The Ju-87 Stuka did undergo engine change during its life.
The initial Ju-87A version used the Junkers Jumo 210, an engine, which produced 602 hp. This was almost immediately replaced with the Jumo 210D, which produced around 661 hp.
The first production version, the Junkers Ju-87 B-1 used a Junkers Jumo 211D generating 1,184 hp. Note this version had the fuselage and landing gear redesigned from the 87A.
The next major version, the Ju-87D, used a Jumo 211J delivering 1,401 hp, after briefly dabbling with Daimler-Benz DB 603 engines.
The final operational version of Stuka, the Ju-87G, used the Jumo 211J engine.

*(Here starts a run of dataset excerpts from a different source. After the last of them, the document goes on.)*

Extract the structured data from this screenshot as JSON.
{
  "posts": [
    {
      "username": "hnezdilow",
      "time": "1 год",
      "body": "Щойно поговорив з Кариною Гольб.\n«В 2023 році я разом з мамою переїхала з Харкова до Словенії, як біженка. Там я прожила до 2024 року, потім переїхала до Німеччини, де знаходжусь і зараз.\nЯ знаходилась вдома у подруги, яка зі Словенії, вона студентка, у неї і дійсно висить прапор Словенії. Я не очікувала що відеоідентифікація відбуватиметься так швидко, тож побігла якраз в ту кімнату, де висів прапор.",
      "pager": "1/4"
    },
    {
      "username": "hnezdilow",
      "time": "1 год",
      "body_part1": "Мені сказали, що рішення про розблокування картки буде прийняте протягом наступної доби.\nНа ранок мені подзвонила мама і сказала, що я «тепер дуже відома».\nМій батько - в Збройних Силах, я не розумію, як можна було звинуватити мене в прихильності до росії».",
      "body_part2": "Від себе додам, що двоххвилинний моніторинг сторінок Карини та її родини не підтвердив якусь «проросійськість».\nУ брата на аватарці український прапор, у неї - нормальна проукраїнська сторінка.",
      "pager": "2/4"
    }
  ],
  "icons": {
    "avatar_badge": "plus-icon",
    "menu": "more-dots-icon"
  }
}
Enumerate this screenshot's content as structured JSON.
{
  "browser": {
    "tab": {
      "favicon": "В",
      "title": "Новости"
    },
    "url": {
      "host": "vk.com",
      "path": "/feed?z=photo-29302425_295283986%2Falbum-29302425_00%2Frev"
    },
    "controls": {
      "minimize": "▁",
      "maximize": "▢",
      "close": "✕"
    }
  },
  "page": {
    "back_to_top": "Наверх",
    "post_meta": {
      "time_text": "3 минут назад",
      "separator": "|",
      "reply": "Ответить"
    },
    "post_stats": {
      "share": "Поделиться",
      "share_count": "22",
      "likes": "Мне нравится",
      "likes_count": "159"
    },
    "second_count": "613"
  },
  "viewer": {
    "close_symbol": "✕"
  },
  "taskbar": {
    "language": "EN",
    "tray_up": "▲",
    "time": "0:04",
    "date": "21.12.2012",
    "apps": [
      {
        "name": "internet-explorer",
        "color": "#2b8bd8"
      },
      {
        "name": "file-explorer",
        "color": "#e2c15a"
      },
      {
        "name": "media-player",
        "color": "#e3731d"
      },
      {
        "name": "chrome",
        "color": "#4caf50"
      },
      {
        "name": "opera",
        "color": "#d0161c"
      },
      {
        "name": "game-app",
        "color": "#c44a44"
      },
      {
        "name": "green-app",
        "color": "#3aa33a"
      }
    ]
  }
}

This is more or less the same path followed by other combat aircraft of the era. For example the Hawker Hurricane MkI used a Merlin III engine producing 1,310 hp, while the last major version, the MkIV used the Merlin 24 (or 27) engines, producing 1,620 hp.
However, the main thrust in engine change in the Ju-87 was increasing the payload, rather than increasing speed or maneuverability like the Hurricanes. For example, bomb carrying ability was nearly quadrupled from 500 kg in the B-version to 1,800 kg (max load) in the D-version.
Another reason was the aircraft design itself. It was designed to be a rugged dive bomber, and increase in speed would've done it no good (it is to be noted that the fixed landing gear added a lot of drag, though it was sturdy enough to mount a cannon) and it had limited maneuverability at the best of times when loaded (though it had good turn performance at low altitudes). The airframe had already reached its limit.
The only reason the Stuka served till the end of the war despite its limitations becoming apparent by the Battle of Britain was simply because no better replacements were available (though the process started in the early 1940's), though the Focke Wulf 190 took over some of the duties of Ju-87.